Pena de morte

Indonésia pede respeito a suas leis após críticas pelas execuções

"Podemos entender a reação do mundo. Mas cada país deve respeitar as leis que se aplicam em nosso país", disse o procurador-geral

Marco Archer, em uma foto de 2003.
Marco Archer, em uma foto de 2003.

O procurador-geral da Indonésia, Muhammad Prasetyo, pediu respeito às leis do país em resposta às críticas pela execução ontem de seis réus, entre eles o brasileiro Marco Archer, segundo informou a imprensa local.

Os condenados - além de Archer havia uma indonésia, um holandês, dois nigerianos e uma vietnamita -, todos eles por tráfico de drogas, foram fuzilados pouco depois da meia noite deste domingo (horário local) em duas penitenciárias no centro da ilha de Java. O corpo de Archer, que tinha 53 anos, foi cremado na Indonésia na tarde deste domingo. Suas cinzas serão trazidas para o Brasil pela tia do brasileiro.

"Podemos entender a reação do mundo e dos países que têm cidadãos que foram executados. No entanto, cada país deve respeitar as leis que se aplicam em nosso país", disse Praseyto, segundo o diário 'The Jakarta Globe'.
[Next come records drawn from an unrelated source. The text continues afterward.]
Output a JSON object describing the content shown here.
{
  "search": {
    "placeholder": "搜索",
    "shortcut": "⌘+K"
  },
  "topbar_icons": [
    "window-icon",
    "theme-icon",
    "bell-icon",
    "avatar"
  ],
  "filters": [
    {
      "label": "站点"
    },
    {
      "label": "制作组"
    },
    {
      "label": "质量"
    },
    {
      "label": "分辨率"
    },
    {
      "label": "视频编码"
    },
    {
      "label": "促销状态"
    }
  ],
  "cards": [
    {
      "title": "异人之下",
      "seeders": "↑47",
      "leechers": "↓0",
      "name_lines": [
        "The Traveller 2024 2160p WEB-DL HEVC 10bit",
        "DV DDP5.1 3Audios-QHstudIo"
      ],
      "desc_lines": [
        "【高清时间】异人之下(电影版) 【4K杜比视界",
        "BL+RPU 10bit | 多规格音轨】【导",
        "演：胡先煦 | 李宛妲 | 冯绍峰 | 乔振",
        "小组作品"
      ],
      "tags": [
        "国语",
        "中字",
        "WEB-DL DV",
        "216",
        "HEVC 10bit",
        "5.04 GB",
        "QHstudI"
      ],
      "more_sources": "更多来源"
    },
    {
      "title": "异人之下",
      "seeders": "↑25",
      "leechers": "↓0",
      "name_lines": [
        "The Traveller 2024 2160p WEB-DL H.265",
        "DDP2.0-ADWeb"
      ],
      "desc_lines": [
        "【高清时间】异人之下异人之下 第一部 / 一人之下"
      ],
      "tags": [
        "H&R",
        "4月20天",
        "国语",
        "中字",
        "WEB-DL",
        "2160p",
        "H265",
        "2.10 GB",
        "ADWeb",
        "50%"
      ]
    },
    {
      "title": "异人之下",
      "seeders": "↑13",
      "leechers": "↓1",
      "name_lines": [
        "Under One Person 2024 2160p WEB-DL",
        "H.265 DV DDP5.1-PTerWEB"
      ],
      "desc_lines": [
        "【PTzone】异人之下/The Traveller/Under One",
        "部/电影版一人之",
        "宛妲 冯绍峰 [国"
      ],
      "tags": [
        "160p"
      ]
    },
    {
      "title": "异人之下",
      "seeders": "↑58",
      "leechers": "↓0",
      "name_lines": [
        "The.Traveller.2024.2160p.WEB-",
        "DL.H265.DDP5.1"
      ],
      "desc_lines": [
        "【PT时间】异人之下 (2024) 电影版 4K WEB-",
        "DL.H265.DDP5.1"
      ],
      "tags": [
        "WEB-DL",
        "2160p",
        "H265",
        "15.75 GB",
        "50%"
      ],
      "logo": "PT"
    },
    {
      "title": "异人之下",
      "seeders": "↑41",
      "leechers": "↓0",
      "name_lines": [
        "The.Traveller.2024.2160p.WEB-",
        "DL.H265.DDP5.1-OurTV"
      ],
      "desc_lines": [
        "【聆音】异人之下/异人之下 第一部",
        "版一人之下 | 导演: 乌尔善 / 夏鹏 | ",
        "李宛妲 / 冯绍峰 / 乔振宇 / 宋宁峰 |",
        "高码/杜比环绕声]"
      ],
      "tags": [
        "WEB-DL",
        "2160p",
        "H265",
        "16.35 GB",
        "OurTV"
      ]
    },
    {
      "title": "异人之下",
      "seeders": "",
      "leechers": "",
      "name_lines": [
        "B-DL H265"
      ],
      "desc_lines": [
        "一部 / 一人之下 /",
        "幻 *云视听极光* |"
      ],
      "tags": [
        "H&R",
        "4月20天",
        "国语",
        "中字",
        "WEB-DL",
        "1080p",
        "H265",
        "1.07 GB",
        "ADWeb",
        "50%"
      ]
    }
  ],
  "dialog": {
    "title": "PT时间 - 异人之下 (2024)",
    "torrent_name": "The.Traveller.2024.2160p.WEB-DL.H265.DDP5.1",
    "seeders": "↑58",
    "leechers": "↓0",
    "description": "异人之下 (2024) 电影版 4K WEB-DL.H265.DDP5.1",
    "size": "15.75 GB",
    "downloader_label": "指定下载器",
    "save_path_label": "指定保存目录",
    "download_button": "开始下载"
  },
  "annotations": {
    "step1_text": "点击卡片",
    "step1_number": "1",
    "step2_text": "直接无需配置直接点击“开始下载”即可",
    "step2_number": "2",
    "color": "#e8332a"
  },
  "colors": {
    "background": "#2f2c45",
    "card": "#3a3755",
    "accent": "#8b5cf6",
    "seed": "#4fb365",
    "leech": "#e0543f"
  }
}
O procurador-geral reiterou a defesa da pena de morte como medida dissuasória na luta contra o tráfico de drogas e crimes relacionados ao narcotráfico, que insistiu que continuarão sendo castigados na Indonésia.

"Acho que se compreenderá que a pena de morte está vigente na Indonésia", disse Praseyto em uma coletiva de imprensa. Brasil e Holanda reagiram às execuções com consultas de seus respectivos embaixadores em Jacarta.

A presidenta Dilma Rousseff manifestou sua "consternação" e "indignação" depois da confirmação da execução de Marco Archer e após ter pedido na última sexta-feira clemência em um telefonema ao presidente da Indonésia, Joko Widodo.

Widodo, considerado por muitos ativistas como uma esperança de mudança no país, optou pela linha dura na luta contra o narcotráfico, e no final do ano anunciou que não teria clemência para os condenados por estes delitos.

Mais informações

A Anistia Internacional (AI) qualificou como uma regressão para os direitos humanos as execuções, as primeiras das 20 que o governo indonésio planeja levar a cabo neste ano.

"Este é um grande retrocesso em um dia muito triste. A nova administração assumiu o cargo com a promessa de fazer dos direitos humanos uma prioridade, mas a execução de seis pessoas deixa esse compromisso em aberto", disse o diretor de investigação da AI no Sudeste da Ásia, Rupert Abbott.

O promotor geral indonésio respondeu anunciando a aceleração da segunda fase de execuções.

"Não deveria ter nenhum processo legal por terminar. Uma vez que tenhamos completado [o processo], prepararemos as execuções o mais breve possível', disse Praseyto ao portal 'Jpnn.com'.